FINO was to create a platform to facilitate "technology-enabled financial inclusion," claims Rajiv Sabharwal, ICICI Bank executive director. But implicit objective was money-spinning. Which was why it roped in investors like including ICICI Bank (19 p.c. stake ), Intel Capital and IFC (15 p.c each ), Life Insurance Corporation (8 p.c. ) and public sector banks (22 p.c. together). It had never addressed the economically weaker sections which are under the yoke of usurers.

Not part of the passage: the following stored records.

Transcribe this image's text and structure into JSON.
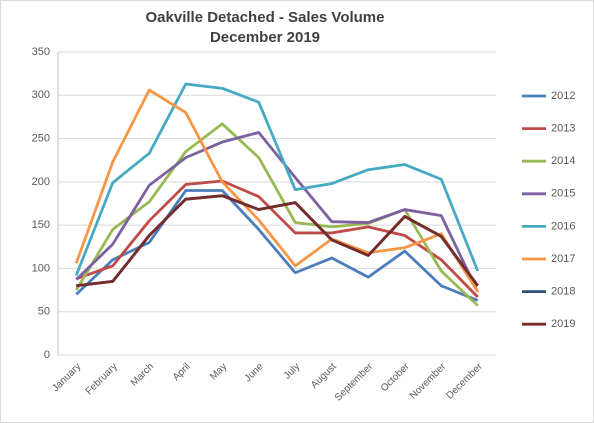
{
  "chart_data": {
    "type": "line",
    "title": "Oakville Detached - Sales Volume",
    "subtitle": "December 2019",
    "categories": [
      "January",
      "February",
      "March",
      "April",
      "May",
      "June",
      "July",
      "August",
      "September",
      "October",
      "November",
      "December"
    ],
    "series": [
      {
        "name": "2012",
        "color": "#4a7ebb",
        "values": [
          70,
          110,
          130,
          190,
          190,
          145,
          95,
          112,
          90,
          120,
          80,
          63
        ]
      },
      {
        "name": "2013",
        "color": "#be4b48",
        "values": [
          88,
          103,
          155,
          197,
          201,
          183,
          141,
          141,
          148,
          138,
          110,
          67
        ]
      },
      {
        "name": "2014",
        "color": "#98b954",
        "values": [
          75,
          145,
          177,
          235,
          267,
          228,
          153,
          148,
          152,
          168,
          97,
          57
        ]
      },
      {
        "name": "2015",
        "color": "#7d60a0",
        "values": [
          87,
          128,
          196,
          228,
          246,
          257,
          205,
          154,
          153,
          168,
          161,
          73
        ]
      },
      {
        "name": "2016",
        "color": "#46aac5",
        "values": [
          92,
          199,
          233,
          313,
          308,
          292,
          191,
          198,
          214,
          220,
          203,
          97
        ]
      },
      {
        "name": "2017",
        "color": "#f79646",
        "values": [
          106,
          223,
          306,
          280,
          200,
          156,
          103,
          134,
          118,
          124,
          140,
          73
        ]
      },
      {
        "name": "2018",
        "color": "#2c4d75",
        "values": [
          80,
          85,
          138,
          180,
          184,
          168,
          176,
          133,
          115,
          160,
          137,
          80
        ]
      },
      {
        "name": "2019",
        "color": "#772c2a",
        "values": [
          80,
          85,
          138,
          180,
          184,
          168,
          176,
          133,
          115,
          160,
          137,
          80
        ]
      }
    ],
    "ylim": [
      0,
      350
    ],
    "yticks": [
      0,
      50,
      100,
      150,
      200,
      250,
      300,
      350
    ],
    "grid": true,
    "legend": "right"
  }
}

The international jamboree of micro-finance organisatiuons – the Global Microcredit Summit –is scheduled to take place 2011 in Valladolid, Spain between 10 and 17 November next year. Over 2000 delegates from 100 countries are expected to attend and deliberate there. Sam Daley-Harris, chief of national host committee in Span set out the motto of the summit. “When Prof. Yunus lent a grand total of US$27 to 42 desperately poor Bangladeshis in 1976, it turned out to be much more than just an economic transaction. One of the 42 borrowers was Sufia Khatum, a stool maker who struggled to survive on 2 cents a day. That was all that was left after she borrowed money from the money-lender to buy the bamboo to make her stools and then sold the finished product back to the money-lend at a price he set. The price he set barely covered the cost of the bamboo. Her profit each day—just two cents. As Prof. Yunus has said, he was ashamed to live in a country where people could work so hard and only make 2 cents a day.

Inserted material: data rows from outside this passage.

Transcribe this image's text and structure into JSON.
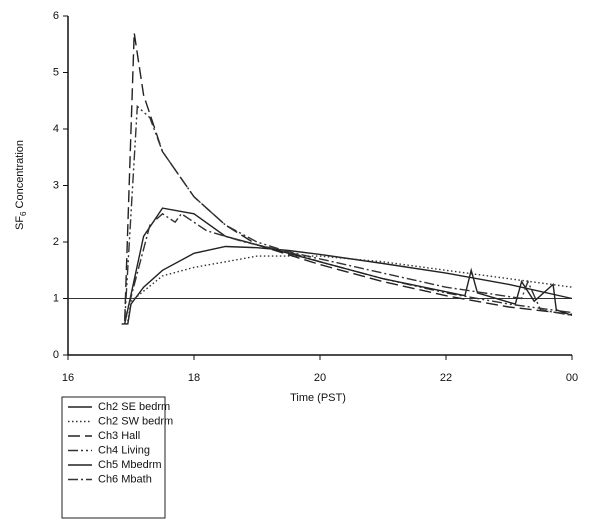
{
  "chart_data": {
    "type": "line",
    "x_label": "Time (PST)",
    "y_label": [
      "SF",
      "6",
      "Concentration"
    ],
    "xlim": [
      16,
      24
    ],
    "xticks": [
      16,
      18,
      20,
      22,
      {
        "value": 24,
        "label": "00"
      }
    ],
    "ylim": [
      0,
      6
    ],
    "yticks": [
      0,
      1,
      2,
      3,
      4,
      5,
      6
    ],
    "hline": 1,
    "legend": "below-left",
    "series": [
      {
        "name": "Ch2 SE bedrm",
        "color": "#222222",
        "dash": "solid",
        "x": [
          16.85,
          16.95,
          17.0,
          17.2,
          17.5,
          18.0,
          18.5,
          19.0,
          19.5,
          20.0,
          21.0,
          22.0,
          23.0,
          24.0
        ],
        "values": [
          0.55,
          0.55,
          0.9,
          1.2,
          1.5,
          1.8,
          1.92,
          1.9,
          1.85,
          1.78,
          1.62,
          1.45,
          1.25,
          1.0
        ]
      },
      {
        "name": "Ch2 SW bedrm",
        "color": "#333333",
        "dash": "dotted",
        "x": [
          16.95,
          17.0,
          17.5,
          18.0,
          18.5,
          19.0,
          20.0,
          21.0,
          22.0,
          23.0,
          24.0
        ],
        "values": [
          0.6,
          0.95,
          1.4,
          1.55,
          1.65,
          1.75,
          1.75,
          1.65,
          1.5,
          1.35,
          1.2
        ]
      },
      {
        "name": "Ch3 Hall",
        "color": "#222222",
        "dash": "dashed",
        "x": [
          16.9,
          17.05,
          17.2,
          17.5,
          18.0,
          18.5,
          19.0,
          20.0,
          21.0,
          22.0,
          23.0,
          24.0
        ],
        "values": [
          0.6,
          5.7,
          4.6,
          3.6,
          2.8,
          2.3,
          1.95,
          1.6,
          1.3,
          1.05,
          0.85,
          0.72
        ]
      },
      {
        "name": "Ch4 Living",
        "color": "#333333",
        "dash": "dashdotdot",
        "x": [
          16.9,
          17.1,
          17.3,
          17.5,
          18.0,
          18.5,
          19.0,
          20.0,
          21.0,
          22.0,
          23.0,
          24.0
        ],
        "values": [
          0.6,
          4.4,
          4.2,
          3.6,
          2.8,
          2.3,
          2.0,
          1.65,
          1.35,
          1.1,
          0.9,
          0.75
        ]
      },
      {
        "name": "Ch5 Mbedrm",
        "color": "#222222",
        "dash": "solid",
        "x": [
          16.9,
          17.2,
          17.5,
          18.0,
          18.5,
          19.0,
          20.0,
          21.0,
          22.3,
          22.4,
          22.5,
          23.1,
          23.2,
          23.4,
          23.7,
          23.75,
          24.0
        ],
        "values": [
          0.55,
          2.1,
          2.6,
          2.5,
          2.1,
          1.95,
          1.65,
          1.35,
          1.05,
          1.5,
          1.1,
          0.9,
          1.3,
          0.95,
          1.25,
          0.8,
          0.7
        ]
      },
      {
        "name": "Ch6 Mbath",
        "color": "#333333",
        "dash": "dashdot",
        "x": [
          16.9,
          17.3,
          17.5,
          17.7,
          17.8,
          18.2,
          18.8,
          20.0,
          21.0,
          22.0,
          23.2,
          23.3,
          23.5,
          24.0
        ],
        "values": [
          0.6,
          2.3,
          2.5,
          2.35,
          2.5,
          2.2,
          2.0,
          1.7,
          1.45,
          1.2,
          1.0,
          1.3,
          0.8,
          0.7
        ]
      }
    ]
  }
}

But with her loan of less that US$1 from Prof. Yunus, Sufia Khatum was able to pay off the money lender, buy her raw materials, make her stools, and then sell the stools to the highest bidder. Her profit soared 60 fold, from 2 cents a day to $1.25 a day. Prof. Yunus talks about how surprised he was that such a small amount of money could make 42 desperately poor people so very happy. It freed them from the money-lender. It freed them from debt bondage. And I would add it unleashed the human spirit. It is not only a story of economic transformation but of spiritual transformation. This is the story we must tell and must contrast with those going down the profit maximizing fork in the road.”

Does FINO or SKS have even the semblance of this commitment. Absolutely no. There are valid criticisms against Grameen Bank model. One of them is that it appears to offer a capitalist answer to development without asking for increased aid. Another criticism is that microfinance’s inaccessibility to people below the poverty line. But there are some positive elements as well. Some 67 p.c of its deposits belong to women who were benefited by substantial financial empowerment. On the other hand, the model that dominates in India is stripped of welfare objectives. It has been hijacked by profiteers.

Nonetheless. there are really micro-experiments operating in southern Bengal and western parts of India. The interest rate is within 20 p.c, much below the usurious 120 p.c. which thrives on political backing. Kolkata-based Durbar Mahila Samanway Samiti, an NGO working among sex-workers and their offprings, runs a successful micro-finance scheme, USHA, a cooperative of 7000-plus sex-workers.It transacts Rs eight crores a year and got award from the state cooperative department.

There is no room for pessimism. But the path is tough and meandering.